#WhenYouWereMine
Shakespeare
got it wrong. His most famous work, and he
completely missed the mark. You know the one I’m talking about. Star-crossed
lovers. Ill-fated romance. Torn apart by family and circumstance. It’s the
perfect love story. To have someone who loves you so much they would actually
die for you.
But
the thing people never remember about Romeo and Juliet is that it’s not
a love story; it’s a drama. In fact, Romeo and Juliet isn’t even the
original title of the play. It was called The Tragedy of Romeo and Juliet.
Tragedy. Everyone dies for this love that, in my opinion, wasn’t all that solid
from the get-go.
I mean, their families hated each other, so even if they did
survive, every holiday and birthday until the end of time would be a royal pain.

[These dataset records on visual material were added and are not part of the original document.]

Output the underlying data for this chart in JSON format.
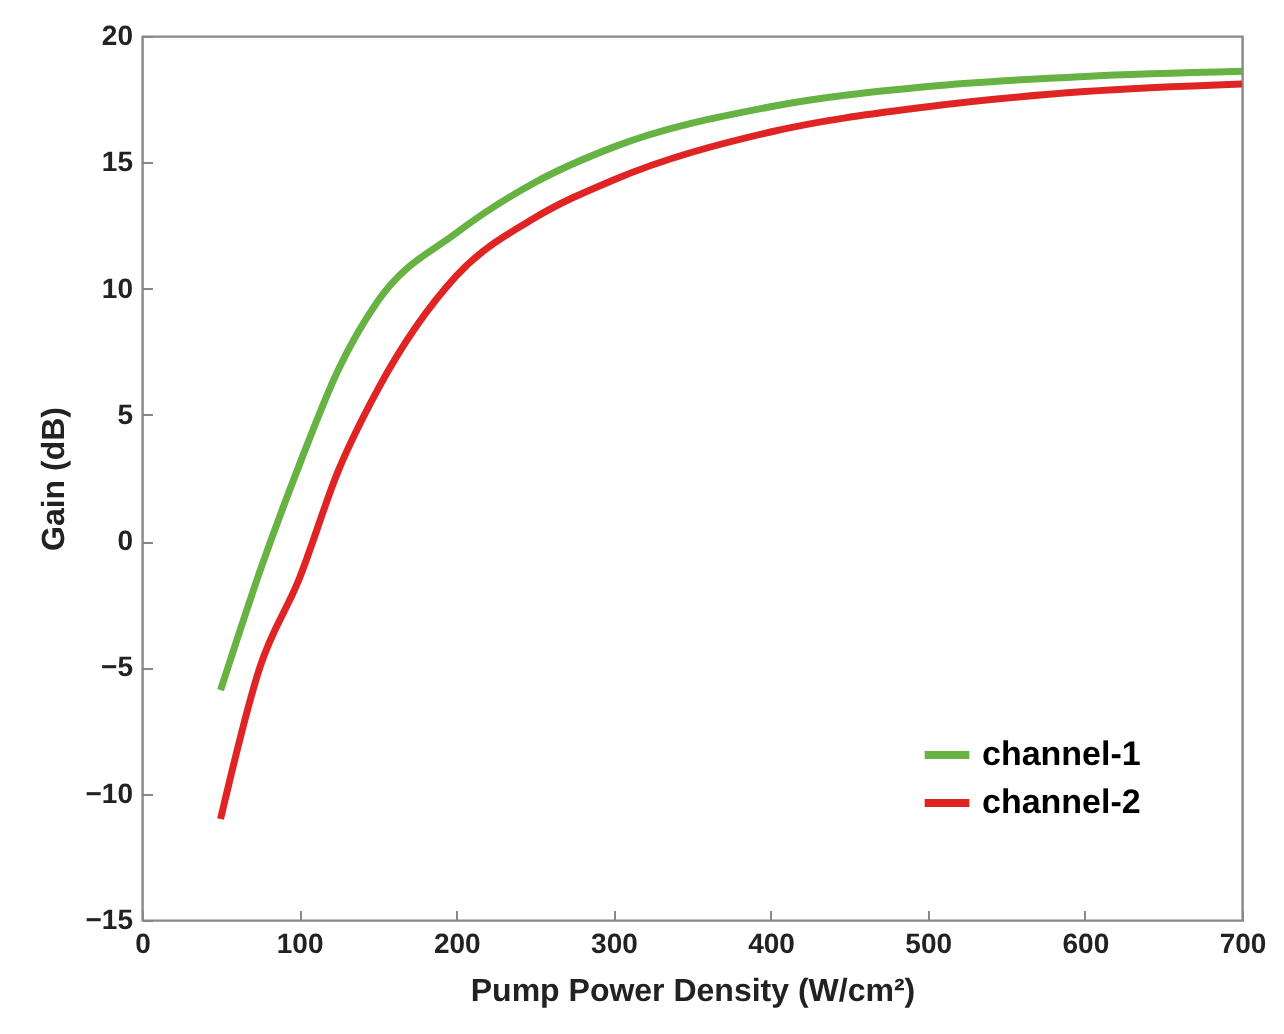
{
  "chart_data": {
    "type": "line",
    "xlabel": "Pump Power Density (W/cm²)",
    "ylabel": "Gain (dB)",
    "x": [
      50,
      75,
      100,
      125,
      150,
      200,
      250,
      300,
      400,
      500,
      600,
      700
    ],
    "series": [
      {
        "name": "channel-1",
        "color": "#66b243",
        "values": [
          -5.9,
          -1.2,
          3,
          6.8,
          9.5,
          12.2,
          14.2,
          15.6,
          17.2,
          18,
          18.4,
          18.6
        ]
      },
      {
        "name": "channel-2",
        "color": "#e02424",
        "values": [
          -11,
          -5,
          -1.5,
          2.8,
          6,
          10.5,
          12.8,
          14.3,
          16.2,
          17.2,
          17.8,
          18.1
        ]
      }
    ],
    "xlim": [
      0,
      700
    ],
    "xticks": [
      0,
      100,
      200,
      300,
      400,
      500,
      600,
      700
    ],
    "ylim": [
      -15,
      20
    ],
    "yticks": [
      -15,
      -10,
      -5,
      0,
      5,
      10,
      15,
      20
    ],
    "legend": "bottom right",
    "grid": false,
    "marker": "none",
    "line_style": "solid"
  }
}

Not to mention that they had absolutely no friends in common, so forget double
dates. No, it would be Romeo and Juliet all alone, forever. And maybe that
seems romantic at fourteen, or whatever, but it’s totally not realistic. I
mean, I can’t think of a less romantic ending to a story.
And
the truth is, it wasn’t supposed to end that way.
If
you read closely, you’ll realize that there was someone before Juliet ever came
into the picture. Someone who Romeo loved very much. Her name was Rosaline. And
Romeo went to the party that first night, the night everything began, to see
her. Everyone always thinks Romeo and Juliet were so helpless to fate, that
they were at the mercy of their love for each other. Not true. Juliet wasn’t
some sweet, innocent girl torn apart by destiny. She knew exactly what she was
doing. The problem was, Shakespeare didn’t. Romeo didn’t belong with Juliet; he
belonged with me. It was supposed to be us together forever, and it would have
been if she hadn’t come along and stolen him away. Maybe then all of this could
have been avoided. Maybe then they’d still be alive.
What
if the greatest love story ever told was the wrong one?